Tuesday, January 4, 2011

The latest settlement... until the next one.

If you're reading this, you know about it so I'll spare you the review.

My take: it's good for B of A and has good implications for Financial Guarantors too. How can that be?

Well it shows BofA's GSE reserves were about half of what they should have been but BofA will not be wiped off the face of the earth. And this is pleasing to both sides. Look at the stocks today.

Every settlement that doesn't point to exploding investment banks is good for both sides. For the banks it's obvious. For the guarantors it's deeper than just ability to pay. The more the GSE's and uninsured private labels take care of themselves or are otherwise distinguished from the guarantors, the less danger of a rush to the courthouse.

This is the case because the the court system enforces the law with economic incentives in mind. This applies to both judicial and the real economics. Most literature on the subject is focused on long-term incentives. With that in mind, if a ruling would cause one of the biggest investment banks to explode and confidence in all others to evaporate, judge Bransten might still be given pause. Talcott Franklin's innovation was actually a negative to the bond insurers. If Bransten looks out West she can see Bill Gross and his gang perched on the grapevine or the Fed down the street staring right back at her.

Now for the uninsured private labels, securities law provides some distinction from the suits brought by the guarantors.

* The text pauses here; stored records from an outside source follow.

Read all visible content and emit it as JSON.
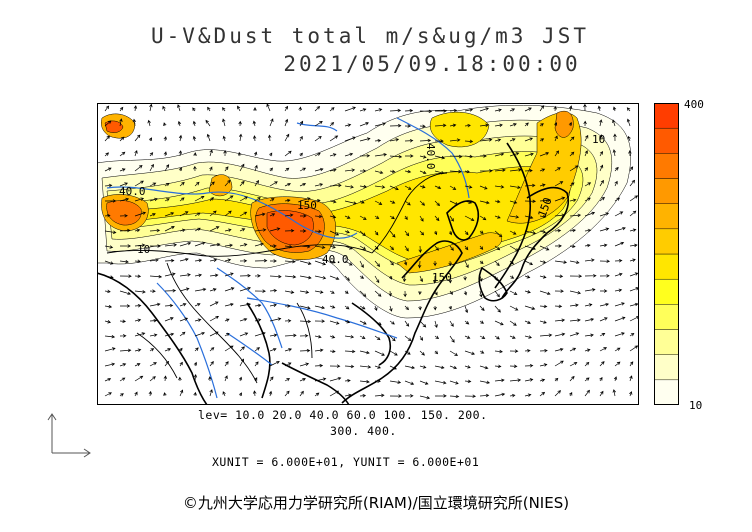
{
  "header": {
    "title_line1": "U-V&Dust total m/s&ug/m3 JST",
    "title_line2": "2021/05/09.18:00:00"
  },
  "colorbar": {
    "max_label": "400",
    "min_label": "10",
    "colors": [
      "#fffff0",
      "#ffffc8",
      "#ffff96",
      "#ffff5a",
      "#ffff1e",
      "#ffe600",
      "#ffcc00",
      "#ffb300",
      "#ff9900",
      "#ff7a00",
      "#ff5a00",
      "#ff3d00"
    ]
  },
  "contour_labels": [
    "40.0",
    "10",
    "40.0",
    "150",
    "150",
    "40.0",
    "150",
    "10"
  ],
  "levels": {
    "line1": "lev= 10.0 20.0 40.0 60.0 100. 150. 200.",
    "line2": "300. 400."
  },
  "units": "XUNIT = 6.000E+01, YUNIT = 6.000E+01",
  "copyright": "©九州大学応用力学研究所(RIAM)/国立環境研究所(NIES)",
  "colors": {
    "coast": "#000000",
    "river": "#2a6fdb"
  }
}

Every 10B-5 dismissal is a win not only for the investment bank/securities underwriters but also the guarantors. If the FG industry can pull in 30B without creating a rush to the courthouse from their winnings, the result is intuitively pleasing in the limited sense of having punished the banks significantly while leaving them standing and restoring the FG industry. If there is little chance of more suits following, exemplary damages could come into play. However, compensatory damages could easily be made large enough to create sufficient deterrence. Start with claims paid and go to legal fees to unearned profits to the cost of financial distress. What will restore a bankrupt Ambac to what it would have been? (Those dollars would flow to the sr. unsecureds if your curious. Quote 13/15 on the 11's. A post on Ambac and implications of ACA Holdings is currently past due. In short, a bet on Ambac Sr. Unsecured is a bet that the ACA/Goldman ruling was (or could be with a probability of about 0.5%) a reliable precedent for CDO fraud.) But as is my way, I have meandered into unbridled speculation.

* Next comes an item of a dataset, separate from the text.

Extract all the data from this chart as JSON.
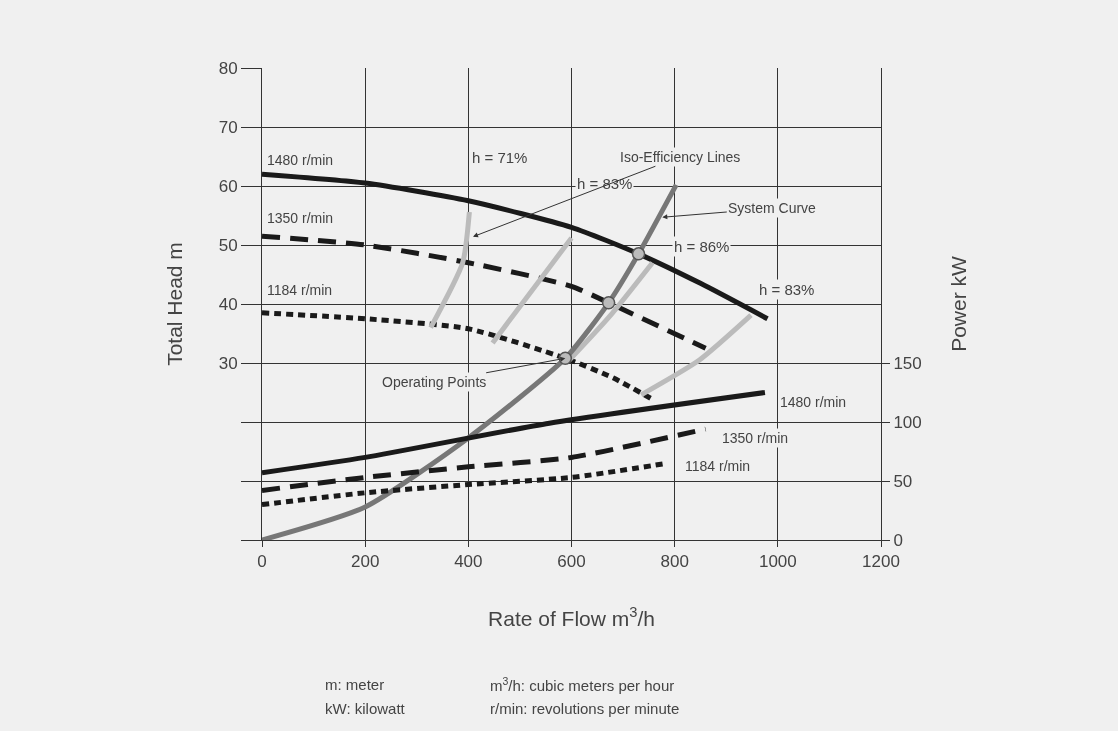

The point I started to make is that there is room for the costs to grow to investment banks without hurting their prospects. Now, this was acute in especial with BofA. They were under-reserved by roughly half with regard to the GSE's and only (as far as I can make out) have about $500M reserved for insured and uninsured private label (the lion's share of which is probably for Assured.) The $100B discount to book value says the market doesn't buy it, but that is plenty of ground for guarantors to win huge and BofA to prove out. It is also ground in which any greater traffic to the courthouse is manageable for banks and Bransten alike.